125. Isto supõe também outra maneira de compreender as relações e o intercâmbio entre países. Se toda a pessoa possui uma dignidade inalienável, se todo o ser humano é meu irmão ou minha irmã e se, na realidade, o mundo pertence a todos, não importa se alguém nasceu aqui ou vive fora dos confins do seu próprio país. Também a minha nação é corresponsável pelo seu desenvolvimento, embora possa cumprir tal responsabilidade de várias maneiras: acolhendo-o generosamente quando o requeira uma necessidade imperiosa, promovendo-o na sua própria terra, não desfrutando nem esvaziando de recursos naturais a países inteiros, e não favorecendo sistemas corruptos que impedem o desenvolvimento digno dos povos. Isto que é válido para as nações, aplica-se às diferentes regiões de cada país, entre as quais se verificam muitas vezes graves desigualdades. Entretanto a incapacidade de reconhecer a igual dignidade humana leva às vezes a que as regiões mais desenvolvidas dalguns países aspirem por libertar-se do «fardo» das regiões mais pobres para aumentar ainda mais o seu nível de consumo.
126. Falamos duma nova rede nas relações internacionais, porque não é possível resolver os graves problemas do mundo, pensando apenas em termos de mútua ajuda entre indivíduos ou pequenos grupos. Lembremo-nos que «a desigualdade não afeta apenas os indivíduos mas países inteiros, e obriga a pensar numa ética das relações internacionais». E a justiça exige reconhecer e respeitar não só os direitos individuais, mas também os direitos sociais e os direitos dos povos. Quanto afirmamos implica que se assegure «o direito fundamental dos povos à subsistência e ao progresso», que às vezes é fortemente dificultado pela pressão resultante da dívida externa. Em muitos casos, o pagamento da dívida não só não favorece o desenvolvimento, mas limita-o e condiciona-o intensamente. Embora se mantenha o princípio de que toda a dívida legitimamente contraída deve ser paga, a maneira de cumprir este dever que muitos países pobres têm para com países ricos não deve levar a comprometer a sua subsistência e crescimento.

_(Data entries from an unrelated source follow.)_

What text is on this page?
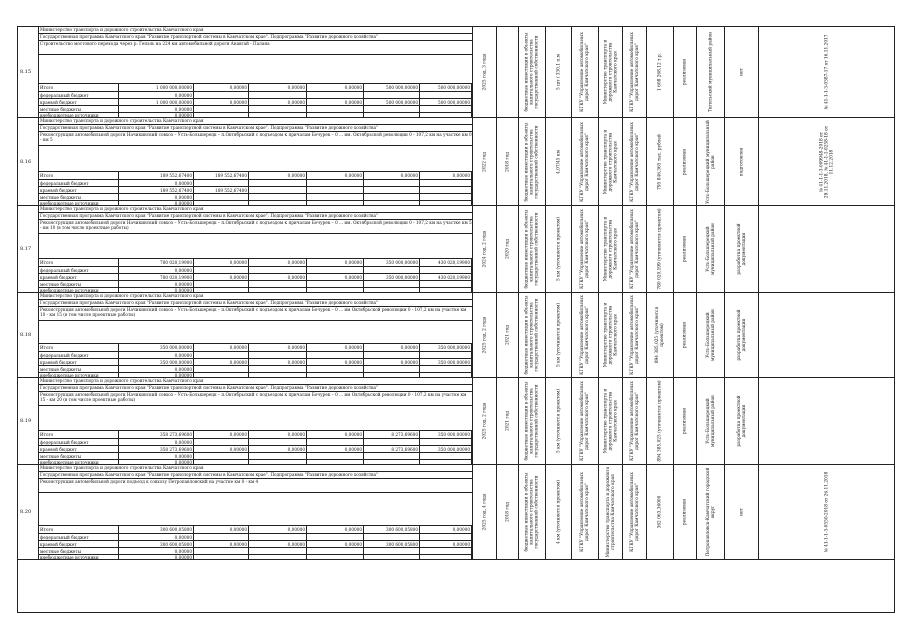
8.15
Министерство транспорта и дорожного строительства Камчатского края
Государственная программа Камчатского края "Развитие транспортной системы в Камчатском крае". Подпрограмма "Развитие дорожного хозяйства"
Строительство мостового перехода через р. Гепэль на 224 км автомобильной дороги Анавгай - Палана
Итого	1 000 000,00000	0,00000	0,00000	0,00000	500 000,00000	500 000,00000
федеральный бюджет	0,00000
краевой бюджет	1 000 000,00000	0,00000	0,00000	0,00000	500 000,00000	500 000,00000
местные бюджеты	0,00000
внебюджетные источники	0,00000
2025 год, 3 года	бюджетные инвестиции в объекты капитального строительства государственной собственности	5 шт / 330,1 п.м	КГКУ "Управление автомобильных дорог Камчатского края"	Министерство транспорта и дорожного строительства Камчатского края	КГКУ "Управление автомобильных дорог Камчатского края"	1 608 268,12 т.р.	реализован	Тигильский муниципальный район	нет	№ 41-1-1-3-0387-17 от 16.11.2017
8.16
Министерство транспорта и дорожного строительства Камчатского края
Государственная программа Камчатского края "Развитие транспортной системы в Камчатском крае". Подпрограмма "Развитие дорожного хозяйства"
Реконструкция автомобильной дороги Начикинский совхоз – Усть-Большерецк – п.Октябрьский с подъездом к причалам Бочурек – 0 ... им. Октябрьской революции 0 - 107,2 км на участке км 0 - км 5
Итого	189 552,67400	189 552,67400	0,00000	0,00000	0,00000	0,00000
федеральный бюджет	0,00000
краевой бюджет	189 552,67400	189 552,67400
местные бюджеты	0,00000
внебюджетные источники	0,00000
2022 год	2018 год	бюджетные инвестиции в объекты капитального строительства государственной собственности	4,07/45 км	КГКУ "Управление автомобильных дорог Камчатского края"	Министерство транспорта и дорожного строительства Камчатского края	КГКУ "Управление автомобильных дорог Камчатского края"	795 846,365 тыс. рублей	реализован	Усть-Большерецкий муниципальный район	подготовлен	№ 41-1-1-3-009948-2018 от 29.11.2018, № 41-1-1-0258-18 от 11.12.2018
8.17
Министерство транспорта и дорожного строительства Камчатского края
Государственная программа Камчатского края "Развитие транспортной системы в Камчатском крае". Подпрограмма "Развитие дорожного хозяйства"
Реконструкция автомобильной дороги Начикинский совхоз – Усть-Большерецк – п.Октябрьский с подъездом к причалам Бочурек – 0 ... им. Октябрьской революции 0 - 107,2 км на участке км 5 - км 10 (в том числе проектные работы)
Итого	780 020,19900	0,00000	0,00000	0,00000	350 000,00000	430 020,19900
федеральный бюджет	0,00000
краевой бюджет	780 020,19900	0,00000	0,00000	0,00000	350 000,00000	430 020,19900
местные бюджеты	0,00000
внебюджетные источники	0,00000
2024 год, 2 года	2020 год	бюджетные инвестиции в объекты капитального строительства государственной собственности	5 км (уточняется проектом)	КГКУ "Управление автомобильных дорог Камчатского края"	Министерство транспорта и дорожного строительства Камчатского края	КГКУ "Управление автомобильных дорог Камчатского края"	780 020,199 (уточняется проектом)	реализован	Усть-Большерецкий муниципальный район	разработка проектной документации
8.18
Министерство транспорта и дорожного строительства Камчатского края
Государственная программа Камчатского края "Развитие транспортной системы в Камчатском крае". Подпрограмма "Развитие дорожного хозяйства"
Реконструкция автомобильной дороги Начикинский совхоз – Усть-Большерецк – п.Октябрьский с подъездом к причалам Бочурек – 0 ... им Октябрьской революции 0 - 107,2 км на участке км 10 - км 15 (в том числе проектные работы)
Итого	350 000,00000	0,00000	0,00000	0,00000	0,00000	350 000,00000
федеральный бюджет	0,00000
краевой бюджет	350 000,00000	0,00000	0,00000	0,00000	0,00000	350 000,00000
местные бюджеты	0,00000
внебюджетные источники	0,00000
2025 год, 2 года	2021 год	бюджетные инвестиции в объекты капитального строительства государственной собственности	5 км (уточняется проектом)	КГКУ "Управление автомобильных дорог Камчатского края"	Министерство транспорта и дорожного строительства Камчатского края	КГКУ "Управление автомобильных дорог Камчатского края"	894 385,025 (уточняется проектом)	реализован	Усть-Большерецкий муниципальный район	разработка проектной документации
8.19
Министерство транспорта и дорожного строительства Камчатского края
Государственная программа Камчатского края "Развитие транспортной системы в Камчатском крае". Подпрограмма "Развитие дорожного хозяйства"
Реконструкция автомобильной дороги Начикинский совхоз – Усть-Большерецк – п.Октябрьский с подъездом к причалам Бочурек – 0 ... им Октябрьской революции 0 - 107,2 км на участке км 15 - км 20 (в том числе проектные работы)
Итого	358 273,69600	0,00000	0,00000	0,00000	8 273,69600	350 000,00000
федеральный бюджет	0,00000
краевой бюджет	358 273,69600	0,00000	0,00000	0,00000	8 273,69600	350 000,00000
местные бюджеты	0,00000
внебюджетные источники	0,00000
2025 год, 2 года	2021 год	бюджетные инвестиции в объекты капитального строительства государственной собственности	5 км (уточняется проектом)	КГКУ "Управление автомобильных дорог Камчатского края"	Министерство транспорта и дорожного строительства Камчатского края	КГКУ "Управление автомобильных дорог Камчатского края"	894 385,025 (уточняется проектом)	реализован	Усть-Большерецкий муниципальный район	разработка проектной документации
8.20
Министерство транспорта и дорожного строительства Камчатского края
Государственная программа Камчатского края "Развитие транспортной системы в Камчатском крае". Подпрограмма "Развитие дорожного хозяйства"
Реконструкция автомобильной дороги подъезд к совхозу Петропавловский на участке км 0 - км 4
Итого	300 600,05800	0,00000	0,00000	0,00000	300 600,05800	0,00000
федеральный бюджет	0,00000
краевой бюджет	300 600,05800	0,00000	0,00000	0,00000	300 600,05800	0,00000
местные бюджеты	0,00000
внебюджетные источники	0,00000
2025 год, 4 года	2018 год	бюджетные инвестиции в объекты капитального строительства государственной собственности	4 км (уточняется проектом)	КГКУ "Управление автомобильных дорог Камчатского края"	Министерство транспорта и дорожного строительства Камчатского края	КГКУ "Управление автомобильных дорог Камчатского края"	362 063,36000	реализован	Петропавловск-Камчатский городской округ	нет	№ 41-1-1-3-0550-2018 от 26.11.2018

127. Trata-se, sem dúvida, doutra lógica. Se não se fizer esforço para entrar nesta lógica, as minhas palavras parecerão um devaneio. Mas, se se aceita o grande princípio dos direitos que brotam do simples facto de possuir a inalienável dignidade humana, é possível aceitar o desafio de sonhar e pensar numa humanidade diferente. É possível desejar um planeta que garanta terra, teto e trabalho para todos. Este é o verdadeiro caminho da paz, e não a estratégia insensata e míope de semear medo e desconfiança perante ameaças externas. Com efeito, a paz real e duradoura é possível só «a partir de uma ética global de solidariedade e cooperação ao serviço de um futuro modelado pela interdependência e a corresponsabilidade na família humana inteira».